# Anyone breeding the Varnyard Chacoans???



## snibborsirk (Aug 29, 2015)

Is there anyone out there breeding Chacoans that look as good as the Varnyard stock? I'm looking to get a couple of Chacoans but haven't seen any that look near as good as bobby hills extreme Giants. Am I missing something or have these beauties disappeared from the tegu market now that Varnyard is gone?


----------



## N8bub (Aug 30, 2015)

John Darrel has some of the old Varnyard stock, I'm waiting for them myself I wish to buy a female to pair with my blue/ chacoan cross. I'm with you on the way the chacoans look now, there's a certain saurian look the Varnyard had that can be hard to find in others. I found Darrel on Facebook He's also on teguphiles Facebook group. He is in NC tho so his gu's might not have hatched yet, haven't heard anything yet so if you do or find someplace else please post it.


----------



## snibborsirk (Aug 30, 2015)

N8bub said:


> John Darrel has some of the old Varnyard stock, I'm waiting for them myself I wish to buy a female to pair with my blue/ chacoan cross. I'm with you on the way the chacoans look now, there's a certain saurian look the Varnyard had that can be hard to find in others. I found Darrel on Facebook He's also on teguphiles Facebook group. He is in NC tho so his gu's might not have hatched yet, haven't heard anything yet so if you do or find someplace else please post it.


Will do. I'll def have to look Darrel up - I'm in SC so it could potentially be a short drive for me.

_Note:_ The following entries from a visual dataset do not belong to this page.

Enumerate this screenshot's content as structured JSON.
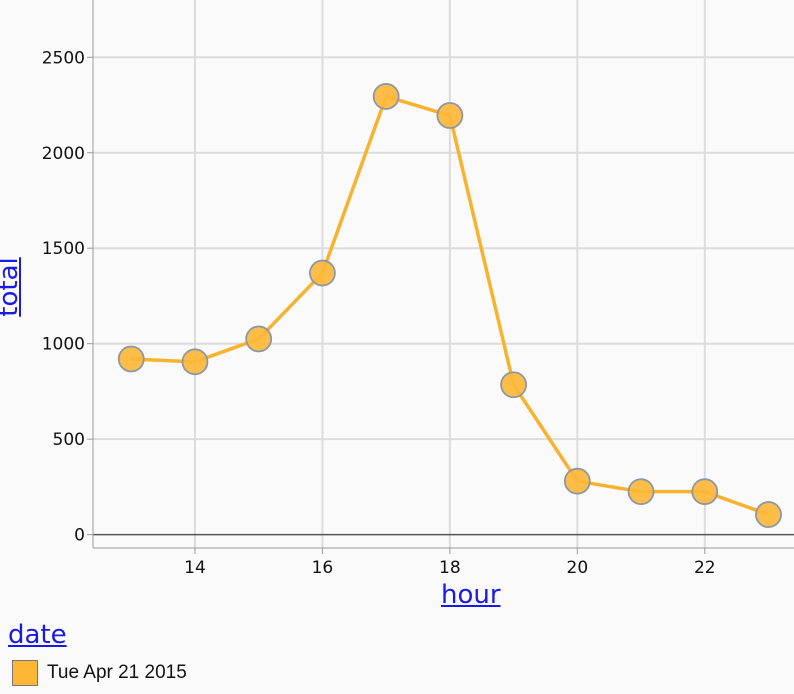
{
  "chart_data": {
    "type": "line",
    "xlabel": "hour",
    "ylabel": "total",
    "x": [
      13,
      14,
      15,
      16,
      17,
      18,
      19,
      20,
      21,
      22,
      23
    ],
    "series": [
      {
        "name": "Tue Apr 21 2015",
        "values": [
          920,
          905,
          1025,
          1370,
          2295,
          2195,
          785,
          280,
          225,
          225,
          105
        ],
        "color": "#fdb735"
      }
    ],
    "x_ticks": [
      14,
      16,
      18,
      20,
      22
    ],
    "y_ticks": [
      0,
      500,
      1000,
      1500,
      2000,
      2500
    ],
    "x_range": [
      12.4,
      23.4
    ],
    "y_range": [
      -70,
      2800
    ],
    "grid": true
  },
  "legend": {
    "title": "date",
    "items": [
      {
        "label": "Tue Apr 21 2015",
        "color": "#fdb735"
      }
    ]
  },
  "colors": {
    "line": "#f8b22e",
    "marker_fill": "#fdb735",
    "marker_stroke": "#8d97a6",
    "grid": "#dcdcdc",
    "axis_title": "#1a1ae6"
  }
}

I've always wanted one with at least the look of the Varnyard Chacoans, so I'm doing my best to hold out until I find exactly what I want this time.


----------



## snibborsirk (Feb 4, 2016)

N8bub - thought I would let you know that I actually heard from John Darrel today about his tegus. He said he is "getting away from tegus". He did mention that he has an adult pair of Chacoans that he is considering selling for a minimum of $700. Also said that he hasn't heard of anyone else breeding the VarnYard stock of "extreme giants". The search continues!!!


----------



## N8bub (Feb 6, 2016)

Thanks snib, I gave up on darrel a while back. I ended up buying a little hi-white female (Florida stock) she's nice but not exactly what we wanted. Figure I'll be buying a blue female from ty or a chacoan female from laura.


----------



## sr3052 (Mar 26, 2016)

snibborsirk said:


> Is there anyone out there breeding Chacoans that look as good as the Varnyard stock? I'm looking to get a couple of Chacoans but haven't seen any that look near as good as bobby hills extreme Giants. Am I missing something or have these beauties disappeared from the tegu market now that Varnyard is gone?

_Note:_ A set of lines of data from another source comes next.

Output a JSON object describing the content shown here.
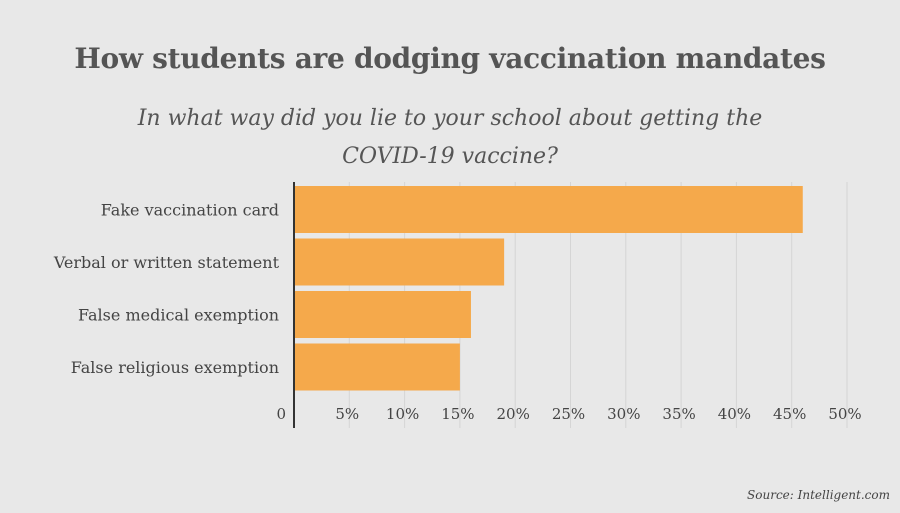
{
  "title": "How students are dodging vaccination mandates",
  "subtitle": "In what way did you lie to your school about getting the COVID-19 vaccine?",
  "source": "Source: Intelligent.com",
  "colors": {
    "bar": "#f5a94b",
    "background": "#e8e8e8",
    "grid": "#d5d5d5",
    "axis": "#333333",
    "text": "#444444"
  },
  "chart_data": {
    "type": "bar",
    "orientation": "horizontal",
    "categories": [
      "Fake vaccination card",
      "Verbal or written statement",
      "False medical exemption",
      "False religious exemption"
    ],
    "values": [
      46,
      19,
      16,
      15
    ],
    "xlim": [
      0,
      50
    ],
    "xticks": [
      0,
      5,
      10,
      15,
      20,
      25,
      30,
      35,
      40,
      45,
      50
    ],
    "xtick_labels": [
      "0",
      "5%",
      "10%",
      "15%",
      "20%",
      "25%",
      "30%",
      "35%",
      "40%",
      "45%",
      "50%"
    ],
    "grid": true,
    "legend": false
  }
}
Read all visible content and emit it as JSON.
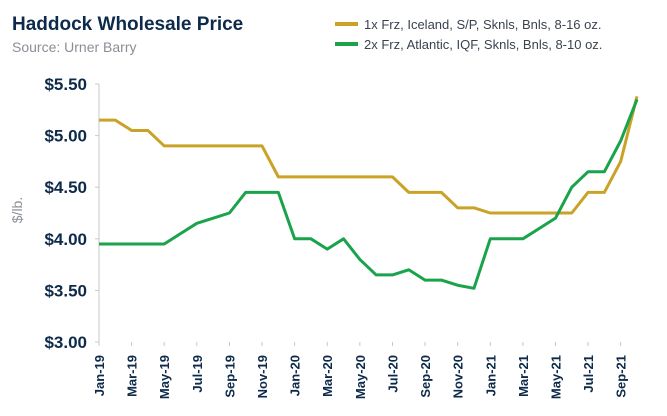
{
  "chart_data": {
    "type": "line",
    "title": "Haddock Wholesale Price",
    "subtitle": "Source: Urner Barry",
    "y_label": "$/lb.",
    "categories": [
      "Jan-19",
      null,
      "Mar-19",
      null,
      "May-19",
      null,
      "Jul-19",
      null,
      "Sep-19",
      null,
      "Nov-19",
      null,
      "Jan-20",
      null,
      "Mar-20",
      null,
      "May-20",
      null,
      "Jul-20",
      null,
      "Sep-20",
      null,
      "Nov-20",
      null,
      "Jan-21",
      null,
      "Mar-21",
      null,
      "May-21",
      null,
      "Jul-21",
      null,
      "Sep-21",
      null
    ],
    "series": [
      {
        "name": "1x Frz, Iceland, S/P, Sknls, Bnls, 8-16 oz.",
        "color": "#c9a227",
        "values": [
          5.15,
          5.15,
          5.05,
          5.05,
          4.9,
          4.9,
          4.9,
          4.9,
          4.9,
          4.9,
          4.9,
          4.6,
          4.6,
          4.6,
          4.6,
          4.6,
          4.6,
          4.6,
          4.6,
          4.45,
          4.45,
          4.45,
          4.3,
          4.3,
          4.25,
          4.25,
          4.25,
          4.25,
          4.25,
          4.25,
          4.45,
          4.45,
          4.75,
          5.38
        ]
      },
      {
        "name": "2x Frz, Atlantic, IQF, Sknls, Bnls, 8-10 oz.",
        "color": "#1aa34a",
        "values": [
          3.95,
          3.95,
          3.95,
          3.95,
          3.95,
          4.05,
          4.15,
          4.2,
          4.25,
          4.45,
          4.45,
          4.45,
          4.0,
          4.0,
          3.9,
          4.0,
          3.8,
          3.65,
          3.65,
          3.7,
          3.6,
          3.6,
          3.55,
          3.52,
          4.0,
          4.0,
          4.0,
          4.1,
          4.2,
          4.5,
          4.65,
          4.65,
          4.95,
          5.35
        ]
      }
    ],
    "ylim": [
      3,
      5.5
    ],
    "yticks": [
      {
        "value": 3,
        "label": "$3.00"
      },
      {
        "value": 3.5,
        "label": "$3.50"
      },
      {
        "value": 4,
        "label": "$4.00"
      },
      {
        "value": 4.5,
        "label": "$4.50"
      },
      {
        "value": 5,
        "label": "$5.00"
      },
      {
        "value": 5.5,
        "label": "$5.50"
      }
    ]
  }
}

Check out underground reptiles I bought my chacoan there back in August he's growing like wildfire. You won't be disappointed


----------



## snibborsirk (Mar 26, 2016)

sr3052 said:


> Check out underground reptiles I bought my chacoan there back in August he's growing like wildfire. You won't be disappointed


Def aware of underground. It's more about the looks rather than the size. While Bobby (Varnyard) went sideways at the end, he produced some unbelievably patterned tegus. The amount of white was remarkable. Rud3dog on this forum has one from underground that kinda resembles the Varnyard stock.


----------



## Walter1 (Mar 26, 2016)

Do you have any leads on a high white?


----------



## snibborsirk (Mar 27, 2016)

Walter1 said:


> Do you have any leads on a high white?


Not really unless willing to pay $500+ for a 100% blue high white. Johnny with tegu terra says he has some Chacoan females but I'm skeptical after reading some alarming posts about their tegus. At this point it may be a 2016 female hatchling if nothing affordable pops up between now and summer.


----------



## Walter1 (Mar 27, 2016)

I'll pass along to you if I see anything with potential.


----------



## snibborsirk (Mar 27, 2016)

Walter1 said:


> I'll pass along to you if I see anything with potential.

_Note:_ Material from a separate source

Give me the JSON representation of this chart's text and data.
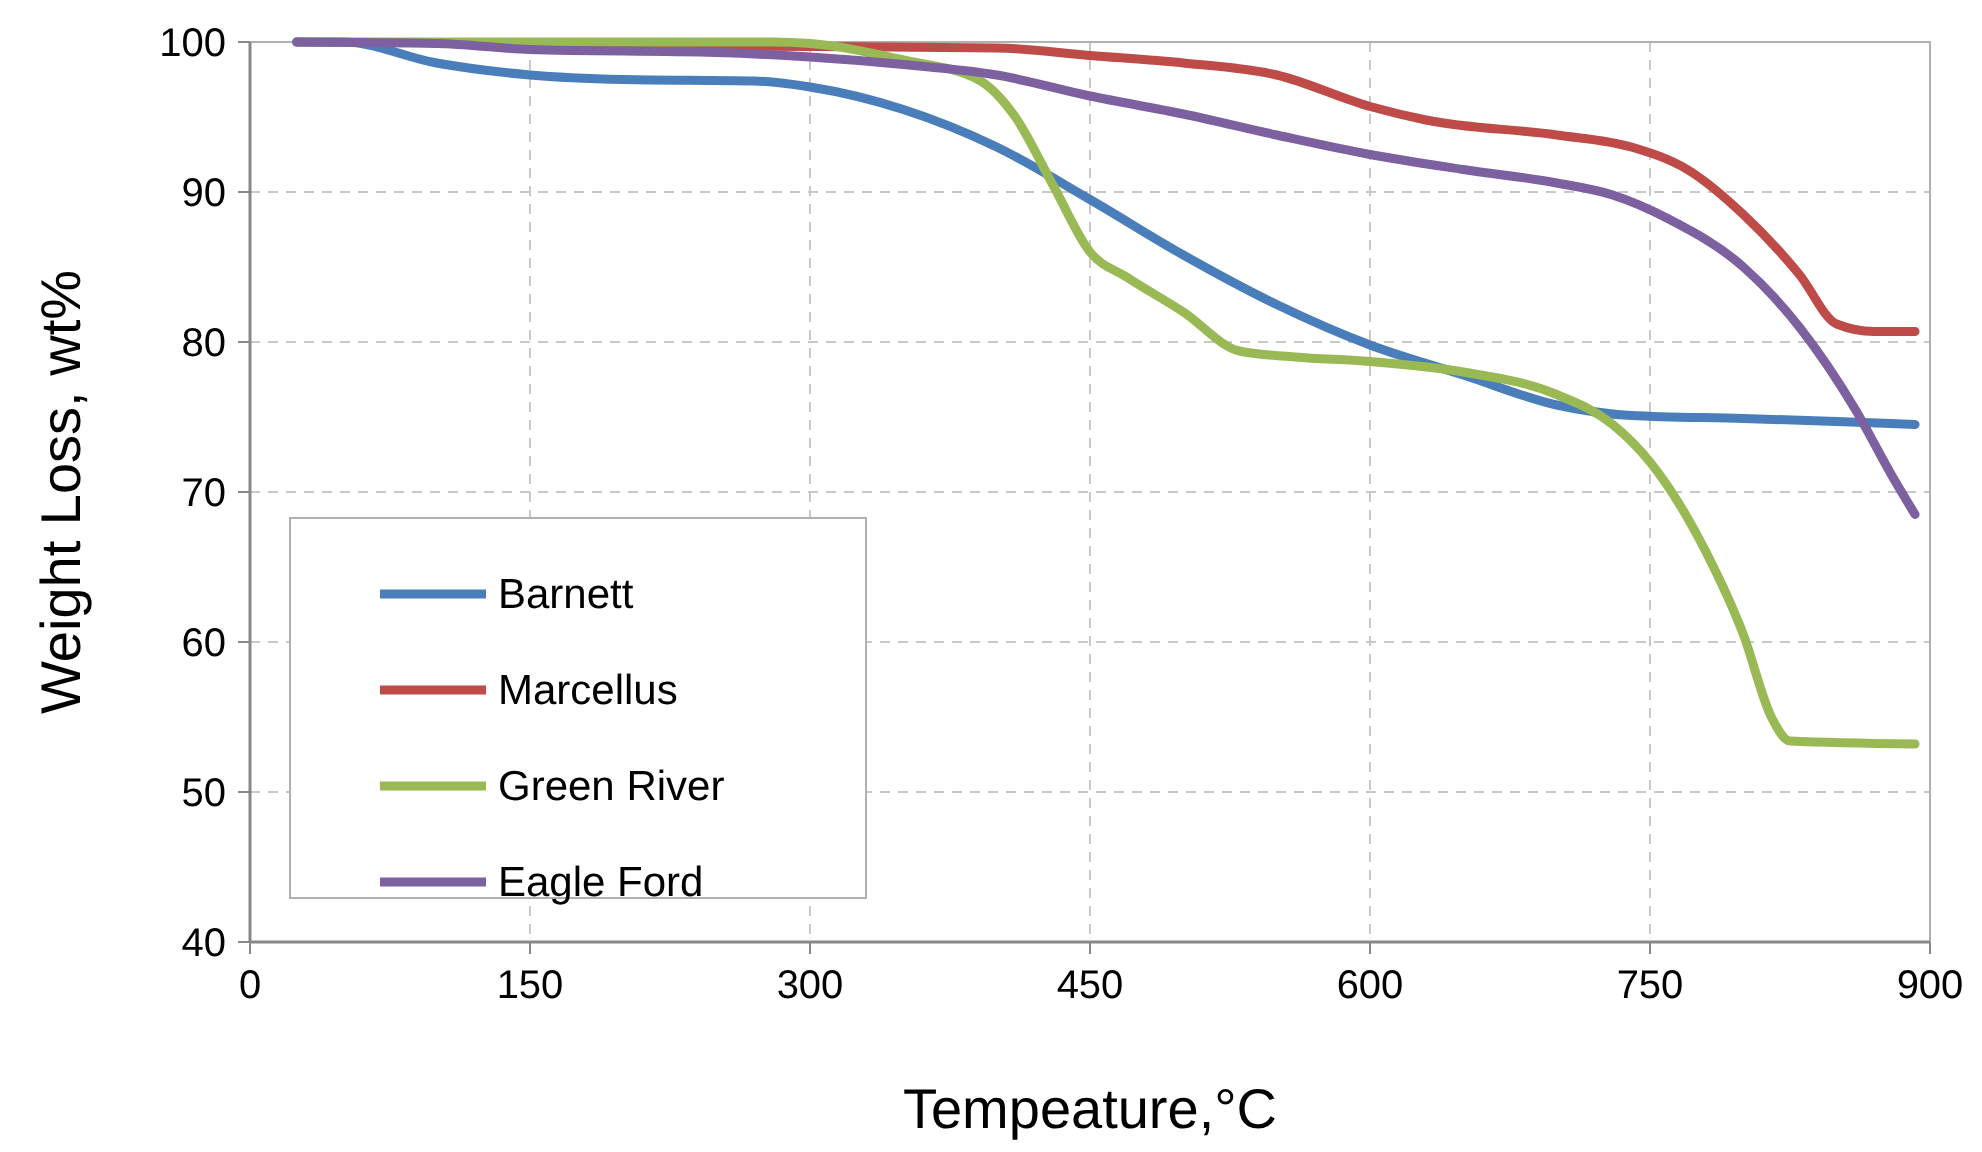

Thanks Walt1. Thought I had a female hybrid from Hector today but someone paid before I could get away from the family for a minute to do so. His stuff always sells insanely fast.


----------



## sr3052 (Mar 28, 2016)

Yes


snibborsirk said:


> Def aware of underground. It's more about the looks rather than the size. While Bobby (Varnyard) went sideways at the end, he produced some unbelievably patterned tegus. The amount of white was remarkable. Rud3dog on this forum has one from underground that kinda resembles the Varnyard stock.



He definitely produced beautiful tegus and almost bought one fom him years ago just wasn't prepared for a tegu yet.but come July last year I was ready come find out he wasn't around but my chacoan white head from underground is just amazing born in july got him in august just measured him yesterday he's 3feet already and the colors are just stunning bright whites on head I couldn't be more happier lol lol and it's my son's


----------



## beantickler (Apr 5, 2016)

I wanted the same one snib...


----------